Like all award shows, the Oscars is inherently dull, yet on television dull equals death.
Johnny Carson, one of the most successful Oscar hosts, said it best. He called the Academy Awards “two hours of sparkling entertainment, spread out over a four-hour show.”
Although Carson is best remembered for his four-year run of mild snark, self-deprecating humor and witty ad-libs, comedian Bob Hope set the gold standard for Oscar shows, hosting a record 18 times.
Both shared a light touch when it came to humor and both were comfortably viewed as Hollywood insiders, which probably made their gentle kidding of stars easier to swallow.
Carson often joked about his failed movie career and Hope never let the academy forget it never gave him an Oscar for a movie role. Still they had their gaffs as well.

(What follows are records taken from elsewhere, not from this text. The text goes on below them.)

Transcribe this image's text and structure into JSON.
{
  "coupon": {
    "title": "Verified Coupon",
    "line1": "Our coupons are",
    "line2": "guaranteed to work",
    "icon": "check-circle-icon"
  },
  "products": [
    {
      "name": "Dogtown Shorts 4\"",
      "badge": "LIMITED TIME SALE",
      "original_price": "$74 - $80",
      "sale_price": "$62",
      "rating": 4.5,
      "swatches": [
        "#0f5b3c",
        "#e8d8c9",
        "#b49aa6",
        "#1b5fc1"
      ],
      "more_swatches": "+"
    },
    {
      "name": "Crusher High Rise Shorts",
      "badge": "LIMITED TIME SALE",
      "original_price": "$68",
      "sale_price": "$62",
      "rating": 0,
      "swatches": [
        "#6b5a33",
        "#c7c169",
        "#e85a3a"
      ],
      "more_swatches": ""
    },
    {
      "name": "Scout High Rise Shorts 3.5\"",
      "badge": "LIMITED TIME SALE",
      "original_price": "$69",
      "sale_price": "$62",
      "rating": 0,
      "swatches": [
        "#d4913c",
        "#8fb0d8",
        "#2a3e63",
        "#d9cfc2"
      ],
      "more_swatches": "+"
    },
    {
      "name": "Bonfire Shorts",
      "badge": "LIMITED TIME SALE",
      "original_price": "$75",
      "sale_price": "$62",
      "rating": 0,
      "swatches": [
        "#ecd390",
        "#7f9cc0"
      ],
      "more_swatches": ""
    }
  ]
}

In the late ’60s and early ’70s, the Oscars became politically charged as the nation went through the throes of the Vietnam war and the rise of counter-culture social consciousness. The watershed was 1975.
The old guard, Sammy Davis, Jr., Bob Hope, Shirley MacLaine, and Frank Sinatra were called on to host the show one last time. It turned into a fiasco when anti-Vietnam War film “Hearts and Minds,” won for best documentary. Sinatra went off-script and lambasted the new generation of filmmakers.
That year, a young Dustin Hoffman made it hip to hate the Oscars. He saw it as a symbol of false Hollywood values and the intransigent establishment. To him, the show was “garish and embarrassing.”
The Oscars went with multiple hosts up through the mid-80s, but the program hit a nadir in 1985 when the ratings fell to the lowest level in history. After that, the Academy became obsessed with ratings and attracting younger viewers. Jack Lemmon was the last of the old guard to host the show in 1984.
Peaceniks Alan Alda, Jane Fonda and a snappy, young comedian, Robin Williams (the first baby boomer), were brought in the next year.
In 1989, Billy Crystal finally became the first baby boomer (born in 1948) to host the show solo, followed by Whoopie Goldberg (born 1955). Crystal hosted nine times; Goldberg four. Generation X took over with James Franco and Anne Hathaway in 2010.
The formula for using multiple Hollywood stars as hosts had modest success in the ’80s but failed miserably this time out. The academy retreated to safer waters and went with throwback Crystal last year. But he was showing his age.
So MacFarlane was tapped as host. Is there anything cooler on television than “Family Guy?” He pulled the biggest audience in three years, but the criticism has been unrelenting for his frat boy humor and misogynistic and racist jokes.
The snooty New Yorker magazine labeled it a “hostile, ugly, sexist night.” Will the Oscars ever be cool, again? Not this year.